Investors should consult fund fact sheets and financial advisors to align MMFs with their goals.

How to Get Started with MMFs in Kenya

Starting your MMF investment journey is straightforward. Follow these steps:

  1. Research Funds: Compare yields, fees, and terms using CMA reports or fund manager websites.
  2. Choose a Fund: Select a fund matching your risk tolerance and liquidity needs.
  3. Open an Account: Register via the fund’s digital platform or visit their offices.
  4. Deposit Funds: Transfer your initial investment via mobile money, bank transfer, or cheque.
  5. Monitor Performance: Track returns and adjust your strategy as needed.

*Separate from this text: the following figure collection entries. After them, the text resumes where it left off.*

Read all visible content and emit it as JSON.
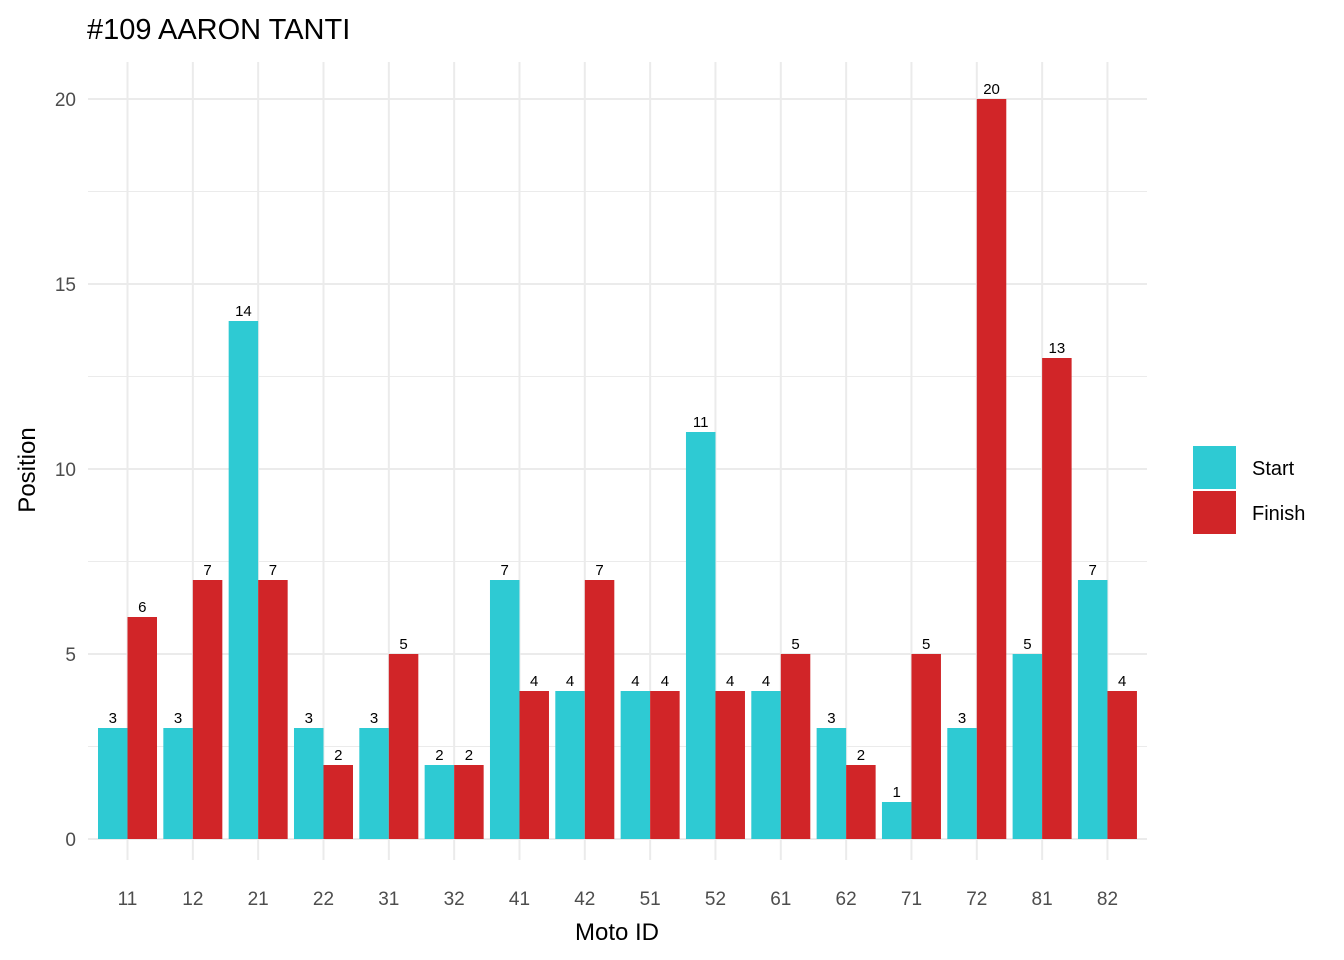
{
  "chart_data": {
    "type": "bar",
    "title": "#109 AARON TANTI",
    "xlabel": "Moto ID",
    "ylabel": "Position",
    "categories": [
      "11",
      "12",
      "21",
      "22",
      "31",
      "32",
      "41",
      "42",
      "51",
      "52",
      "61",
      "62",
      "71",
      "72",
      "81",
      "82"
    ],
    "series": [
      {
        "name": "Start",
        "color": "#2ECAD3",
        "values": [
          3,
          3,
          14,
          3,
          3,
          2,
          7,
          4,
          4,
          11,
          4,
          3,
          1,
          3,
          5,
          7
        ]
      },
      {
        "name": "Finish",
        "color": "#D12528",
        "values": [
          6,
          7,
          7,
          2,
          5,
          2,
          4,
          7,
          4,
          4,
          5,
          2,
          5,
          20,
          13,
          4
        ]
      }
    ],
    "ylim": [
      0,
      20
    ],
    "yticks": [
      0,
      5,
      10,
      15,
      20
    ],
    "grid": true,
    "legend_position": "right"
  }
}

Tax Implications and Benefits

MMF returns in Kenya are generally exempt from withholding tax, unlike bank savings accounts. However, capital gains tax may apply if units are sold at a profit. Consult a tax professional to understand your obligations.

Comparing MMFs to Other Investment Options

MMFs compete with alternatives like savings accounts, fixed deposits, and unit trusts. Here’s a comparison:

  • MMFs vs. Savings Accounts: MMFs offer higher returns (8%–12% vs. 1%–4%) and daily compounding but may have withdrawal delays.
  • MMFs vs. Fixed Deposits: MMFs provide better liquidity than fixed deposits, which often have 3–12 month lock-ins.
  • MMFs vs. Unit Trusts: MMFs are lower risk than equity-focused unit trusts but offer lower potential returns.

Future Outlook for MMFs in Kenya

Looking ahead, MMFs are poised for growth in 2025, driven by:

  • Economic Stability: Kenya’s projected GDP growth of 5.5% in 2025 supports stable MMF returns.
  • Regulatory Support: The CMA’s oversight ensures investor confidence.
  • Technological Advancements: Fintech innovations will further simplify access.

Money Market Funds remain a top choice for Kenyan investors in September 2025, offering safety, liquidity, and competitive returns. By selecting funds like Cytonn, CIC, Sanlam, Britam, or NCBA, investors can achieve financial goals with minimal risk. Stay informed by reviewing fund performance and leveraging digital platforms for seamless investing. With the right strategy, MMFs can be a powerful tool for wealth creation in Kenya’s dynamic economic landscape.